What this means: Tariff costs are showing up in CPI data, particularly in apparel and home goods. Retailers with strong traffic and healthy comps can absorb the hit. Retailers already struggling will face a choice between margin erosion and customer loss. For tenant evaluation, ask how exposed their supply chain is and whether their margins can handle it. The ones that can't absorb tariff costs are the ones most likely to renegotiate leases or close locations in 2027.
The Workforce Shift
Three workforce moves from this quarter tell a consistent story.
Nike is cutting 775 distribution center jobs across Memphis and Mississippi, citing automation. They've booked $300 million in restructuring charges. It's their third consecutive year of significant layoffs.

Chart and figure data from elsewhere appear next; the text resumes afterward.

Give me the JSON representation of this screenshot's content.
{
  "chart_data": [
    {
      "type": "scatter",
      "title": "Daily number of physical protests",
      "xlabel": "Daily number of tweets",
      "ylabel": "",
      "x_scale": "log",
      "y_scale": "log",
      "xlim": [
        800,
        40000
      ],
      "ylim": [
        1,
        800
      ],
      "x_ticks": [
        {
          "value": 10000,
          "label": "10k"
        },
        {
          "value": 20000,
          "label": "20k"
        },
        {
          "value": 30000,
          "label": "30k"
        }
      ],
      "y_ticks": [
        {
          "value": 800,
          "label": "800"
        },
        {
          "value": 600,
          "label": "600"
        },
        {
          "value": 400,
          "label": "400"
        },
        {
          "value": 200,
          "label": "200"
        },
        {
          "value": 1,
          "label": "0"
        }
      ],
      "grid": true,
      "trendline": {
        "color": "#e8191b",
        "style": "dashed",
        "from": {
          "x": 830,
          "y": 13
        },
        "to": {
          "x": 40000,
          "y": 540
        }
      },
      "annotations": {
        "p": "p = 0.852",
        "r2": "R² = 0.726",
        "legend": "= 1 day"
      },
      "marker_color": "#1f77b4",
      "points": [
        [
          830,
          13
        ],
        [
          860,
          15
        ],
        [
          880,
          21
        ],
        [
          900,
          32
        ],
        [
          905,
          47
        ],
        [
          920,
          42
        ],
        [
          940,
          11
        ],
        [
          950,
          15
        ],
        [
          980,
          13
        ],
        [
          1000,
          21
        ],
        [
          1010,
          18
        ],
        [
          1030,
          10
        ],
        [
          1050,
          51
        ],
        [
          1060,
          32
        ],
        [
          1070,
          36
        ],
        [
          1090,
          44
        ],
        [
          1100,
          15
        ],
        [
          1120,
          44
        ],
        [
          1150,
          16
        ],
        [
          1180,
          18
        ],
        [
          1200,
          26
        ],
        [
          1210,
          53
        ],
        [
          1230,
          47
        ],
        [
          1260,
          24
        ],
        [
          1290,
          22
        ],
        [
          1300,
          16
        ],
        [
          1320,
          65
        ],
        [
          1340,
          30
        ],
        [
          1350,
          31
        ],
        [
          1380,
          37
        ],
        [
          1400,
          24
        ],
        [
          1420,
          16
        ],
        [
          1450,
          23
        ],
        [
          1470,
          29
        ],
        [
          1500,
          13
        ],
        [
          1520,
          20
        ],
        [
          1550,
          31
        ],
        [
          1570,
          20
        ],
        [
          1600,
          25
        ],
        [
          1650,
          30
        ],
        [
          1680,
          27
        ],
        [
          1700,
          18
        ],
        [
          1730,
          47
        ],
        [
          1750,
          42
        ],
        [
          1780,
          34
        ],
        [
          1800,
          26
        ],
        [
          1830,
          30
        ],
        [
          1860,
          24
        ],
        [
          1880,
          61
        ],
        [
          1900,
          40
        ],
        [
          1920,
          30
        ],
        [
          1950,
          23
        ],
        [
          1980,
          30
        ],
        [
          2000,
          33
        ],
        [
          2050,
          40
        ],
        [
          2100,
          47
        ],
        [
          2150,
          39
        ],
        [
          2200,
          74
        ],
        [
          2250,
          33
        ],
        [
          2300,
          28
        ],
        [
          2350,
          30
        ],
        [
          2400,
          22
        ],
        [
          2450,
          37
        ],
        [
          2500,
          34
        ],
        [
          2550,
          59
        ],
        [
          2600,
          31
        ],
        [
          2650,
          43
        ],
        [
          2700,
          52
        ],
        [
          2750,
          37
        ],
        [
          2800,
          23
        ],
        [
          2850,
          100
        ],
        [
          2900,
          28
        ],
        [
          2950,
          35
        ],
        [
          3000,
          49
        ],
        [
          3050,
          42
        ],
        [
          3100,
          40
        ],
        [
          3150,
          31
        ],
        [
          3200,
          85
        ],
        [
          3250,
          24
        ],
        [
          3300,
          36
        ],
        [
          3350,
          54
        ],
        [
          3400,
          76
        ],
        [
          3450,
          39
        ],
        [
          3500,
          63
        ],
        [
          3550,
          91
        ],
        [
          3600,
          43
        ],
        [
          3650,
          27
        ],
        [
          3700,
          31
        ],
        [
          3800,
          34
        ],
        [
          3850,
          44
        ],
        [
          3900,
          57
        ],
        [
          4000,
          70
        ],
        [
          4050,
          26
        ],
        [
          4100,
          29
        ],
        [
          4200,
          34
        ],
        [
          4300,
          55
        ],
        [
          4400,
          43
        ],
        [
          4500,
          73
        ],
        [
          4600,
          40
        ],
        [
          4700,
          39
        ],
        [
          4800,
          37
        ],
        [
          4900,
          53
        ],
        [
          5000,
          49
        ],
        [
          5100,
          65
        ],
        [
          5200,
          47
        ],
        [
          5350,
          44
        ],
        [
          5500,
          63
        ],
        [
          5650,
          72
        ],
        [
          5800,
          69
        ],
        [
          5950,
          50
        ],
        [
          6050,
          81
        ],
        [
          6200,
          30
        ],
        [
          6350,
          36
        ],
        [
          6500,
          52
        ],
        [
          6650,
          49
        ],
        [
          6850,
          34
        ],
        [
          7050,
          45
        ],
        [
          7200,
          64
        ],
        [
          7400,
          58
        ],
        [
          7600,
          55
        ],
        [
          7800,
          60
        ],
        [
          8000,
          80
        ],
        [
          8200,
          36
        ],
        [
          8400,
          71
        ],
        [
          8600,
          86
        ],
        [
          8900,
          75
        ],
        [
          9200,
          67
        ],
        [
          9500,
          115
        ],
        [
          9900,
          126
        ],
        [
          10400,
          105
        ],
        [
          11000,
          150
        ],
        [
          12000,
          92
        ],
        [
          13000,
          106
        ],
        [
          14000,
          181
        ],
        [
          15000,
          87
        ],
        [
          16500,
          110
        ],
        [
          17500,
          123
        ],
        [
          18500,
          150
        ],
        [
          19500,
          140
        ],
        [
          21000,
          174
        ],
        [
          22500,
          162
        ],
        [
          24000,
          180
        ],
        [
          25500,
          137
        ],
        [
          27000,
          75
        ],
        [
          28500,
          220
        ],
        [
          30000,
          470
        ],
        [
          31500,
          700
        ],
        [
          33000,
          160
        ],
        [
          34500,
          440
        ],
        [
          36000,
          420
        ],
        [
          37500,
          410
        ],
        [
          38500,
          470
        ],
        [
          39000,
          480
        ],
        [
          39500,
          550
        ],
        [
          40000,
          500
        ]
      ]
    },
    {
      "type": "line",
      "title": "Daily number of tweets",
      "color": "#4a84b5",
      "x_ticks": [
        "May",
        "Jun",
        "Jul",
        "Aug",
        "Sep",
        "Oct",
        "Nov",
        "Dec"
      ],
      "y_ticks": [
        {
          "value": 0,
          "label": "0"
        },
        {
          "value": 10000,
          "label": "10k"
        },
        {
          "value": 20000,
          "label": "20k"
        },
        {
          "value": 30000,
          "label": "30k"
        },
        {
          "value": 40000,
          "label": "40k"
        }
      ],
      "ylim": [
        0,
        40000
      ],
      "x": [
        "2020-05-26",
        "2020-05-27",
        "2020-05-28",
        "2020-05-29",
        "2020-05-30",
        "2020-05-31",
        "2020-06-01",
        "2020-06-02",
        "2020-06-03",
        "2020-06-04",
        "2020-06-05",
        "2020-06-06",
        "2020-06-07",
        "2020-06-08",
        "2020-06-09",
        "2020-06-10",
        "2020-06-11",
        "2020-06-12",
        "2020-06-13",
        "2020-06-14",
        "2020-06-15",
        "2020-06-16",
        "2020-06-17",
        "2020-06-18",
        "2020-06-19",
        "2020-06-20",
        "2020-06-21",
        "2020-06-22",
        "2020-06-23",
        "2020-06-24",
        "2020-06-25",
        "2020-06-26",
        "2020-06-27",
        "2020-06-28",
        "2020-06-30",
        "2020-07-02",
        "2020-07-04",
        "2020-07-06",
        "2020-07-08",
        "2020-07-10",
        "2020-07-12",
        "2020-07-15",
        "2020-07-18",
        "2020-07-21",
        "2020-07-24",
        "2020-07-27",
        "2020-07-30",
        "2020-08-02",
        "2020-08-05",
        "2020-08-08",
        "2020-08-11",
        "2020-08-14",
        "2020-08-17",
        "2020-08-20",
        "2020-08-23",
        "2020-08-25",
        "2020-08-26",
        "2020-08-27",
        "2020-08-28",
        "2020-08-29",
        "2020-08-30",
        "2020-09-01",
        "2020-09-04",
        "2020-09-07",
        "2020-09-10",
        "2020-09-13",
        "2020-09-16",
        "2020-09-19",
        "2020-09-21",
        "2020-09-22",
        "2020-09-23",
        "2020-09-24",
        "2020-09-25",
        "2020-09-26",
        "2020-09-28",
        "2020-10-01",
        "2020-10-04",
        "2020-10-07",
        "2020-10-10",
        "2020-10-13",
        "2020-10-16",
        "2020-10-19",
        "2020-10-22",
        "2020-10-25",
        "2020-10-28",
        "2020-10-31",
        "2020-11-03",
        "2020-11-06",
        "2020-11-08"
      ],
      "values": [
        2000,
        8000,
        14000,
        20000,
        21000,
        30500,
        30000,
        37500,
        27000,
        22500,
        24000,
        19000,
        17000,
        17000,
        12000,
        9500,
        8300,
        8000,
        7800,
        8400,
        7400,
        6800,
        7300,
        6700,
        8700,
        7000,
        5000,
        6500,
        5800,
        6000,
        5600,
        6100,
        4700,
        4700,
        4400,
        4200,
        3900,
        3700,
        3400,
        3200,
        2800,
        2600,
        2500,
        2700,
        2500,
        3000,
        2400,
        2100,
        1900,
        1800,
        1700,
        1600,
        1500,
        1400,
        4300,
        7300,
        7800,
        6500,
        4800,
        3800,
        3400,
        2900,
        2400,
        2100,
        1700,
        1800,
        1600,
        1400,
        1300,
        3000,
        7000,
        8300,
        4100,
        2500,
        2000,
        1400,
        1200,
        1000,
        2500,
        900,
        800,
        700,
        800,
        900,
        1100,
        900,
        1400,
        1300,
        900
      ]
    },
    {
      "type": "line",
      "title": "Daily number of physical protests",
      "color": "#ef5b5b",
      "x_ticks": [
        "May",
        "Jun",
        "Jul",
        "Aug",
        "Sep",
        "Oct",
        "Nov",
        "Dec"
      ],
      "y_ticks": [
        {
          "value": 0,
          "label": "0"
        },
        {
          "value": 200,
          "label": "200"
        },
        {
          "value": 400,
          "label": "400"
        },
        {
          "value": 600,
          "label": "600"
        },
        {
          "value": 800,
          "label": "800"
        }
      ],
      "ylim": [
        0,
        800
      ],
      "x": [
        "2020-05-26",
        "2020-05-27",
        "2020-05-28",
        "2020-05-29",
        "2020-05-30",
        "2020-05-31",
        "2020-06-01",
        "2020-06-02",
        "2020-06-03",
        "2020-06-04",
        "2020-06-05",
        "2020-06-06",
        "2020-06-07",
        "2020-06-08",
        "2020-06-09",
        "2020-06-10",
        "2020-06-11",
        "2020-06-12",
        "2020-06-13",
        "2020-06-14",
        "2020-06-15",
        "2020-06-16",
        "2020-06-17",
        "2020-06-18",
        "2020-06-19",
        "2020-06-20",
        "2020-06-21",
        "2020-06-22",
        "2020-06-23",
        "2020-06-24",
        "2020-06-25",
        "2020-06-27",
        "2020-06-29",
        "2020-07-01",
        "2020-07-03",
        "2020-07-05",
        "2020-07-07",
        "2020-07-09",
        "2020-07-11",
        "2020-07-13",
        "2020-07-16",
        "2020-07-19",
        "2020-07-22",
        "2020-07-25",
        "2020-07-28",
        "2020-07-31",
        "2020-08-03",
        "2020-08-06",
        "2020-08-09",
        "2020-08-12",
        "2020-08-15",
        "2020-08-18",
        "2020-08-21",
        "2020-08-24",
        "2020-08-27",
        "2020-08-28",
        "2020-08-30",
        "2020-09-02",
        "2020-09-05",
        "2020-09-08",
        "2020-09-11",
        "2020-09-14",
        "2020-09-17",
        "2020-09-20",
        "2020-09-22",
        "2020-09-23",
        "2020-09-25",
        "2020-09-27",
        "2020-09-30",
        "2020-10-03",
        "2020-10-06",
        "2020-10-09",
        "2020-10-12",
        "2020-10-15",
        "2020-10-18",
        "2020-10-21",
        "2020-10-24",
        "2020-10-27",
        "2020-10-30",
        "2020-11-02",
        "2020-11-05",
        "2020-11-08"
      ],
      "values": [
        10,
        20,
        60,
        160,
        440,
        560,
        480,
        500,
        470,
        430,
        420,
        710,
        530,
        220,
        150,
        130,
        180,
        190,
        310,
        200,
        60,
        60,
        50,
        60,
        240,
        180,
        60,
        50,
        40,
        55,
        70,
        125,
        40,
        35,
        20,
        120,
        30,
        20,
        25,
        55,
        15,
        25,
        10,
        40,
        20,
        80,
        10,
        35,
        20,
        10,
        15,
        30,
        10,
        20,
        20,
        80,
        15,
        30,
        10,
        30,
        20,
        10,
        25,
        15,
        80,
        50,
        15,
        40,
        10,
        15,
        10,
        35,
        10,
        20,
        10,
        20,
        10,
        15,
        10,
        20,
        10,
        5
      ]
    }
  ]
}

Macy's is closing three Connecticut facilities (two fulfillment centers in Cheshire, one distribution center in South Windsor), cutting 1,050 jobs. The closures are part of the "Bold New Chapter" plan targeting $235 million in cost savings. The South Windsor facility shuts March 14.
Home Depot cut 800 corporate roles in January, mostly remote technology positions, and mandated full-time return to office for all corporate staff starting April 6.
The pattern: distribution and fulfillment jobs are being replaced by automation. Corporate overhead is being trimmed. Frontline store roles are being preserved or expanded (Target is explicitly reinvesting from corporate cuts into store hours). The warehouse job that existed five years ago is disappearing. The store associate job is changing shape but not vanishing.
What this means: Tenant space requirements are shifting. Distribution centers are getting more automated and need fewer workers but more sophisticated infrastructure (drone-compatible ceiling heights, robotic staging areas, power capacity). Retail employment is consolidating around in-store roles. For markets dependent on warehouse and distribution employment, watch how automation accelerates. The jobs going away aren't coming back.
Looking Ahead
Tomorrow is a big data day. January PCE releases at 8:30 a.m., the Fed's preferred inflation gauge. Market consensus expects headline PCE around 2.7% and core around 2.6%. If core surprises above 2.7%, any remaining expectations for a May rate cut effectively disappear. The Fed meeting starts March 17.
March Michigan Consumer Sentiment preliminary also drops tomorrow. February final was 56.6. This will be the first sentiment reading that fully reflects the February jobs miss. A meaningful drop would confirm that consumers are starting to feel the labor market weakness, not just the price pressure.
Dollar Tree reports Q4 on March 16, now operating as a single-banner company after selling Family Dollar for $1.007 billion last July. That separation makes Dollar Tree a cleaner read on the value/dollar-store format. Dick's Sporting Goods reported a record Q4 this week, and the Foot Locker integration gives them 3,200+ stores across 20 countries. FY2026 consolidated revenue target: $22.1 to $22.4 billion.
The thread connecting all of this week's data is durability. Consumer spending looks strong today. Whether that strength is structural (wage-driven, sustainable) or partially borrowed (refund-driven, tariff-front-loaded) is the open question. March will start to answer that. Watch the card data after the refund boost fades. Watch apparel and home goods prices as tariff pass-through accelerates. And watch the labor force participation number, because the employment base underneath the spending is smaller than it was three months ago.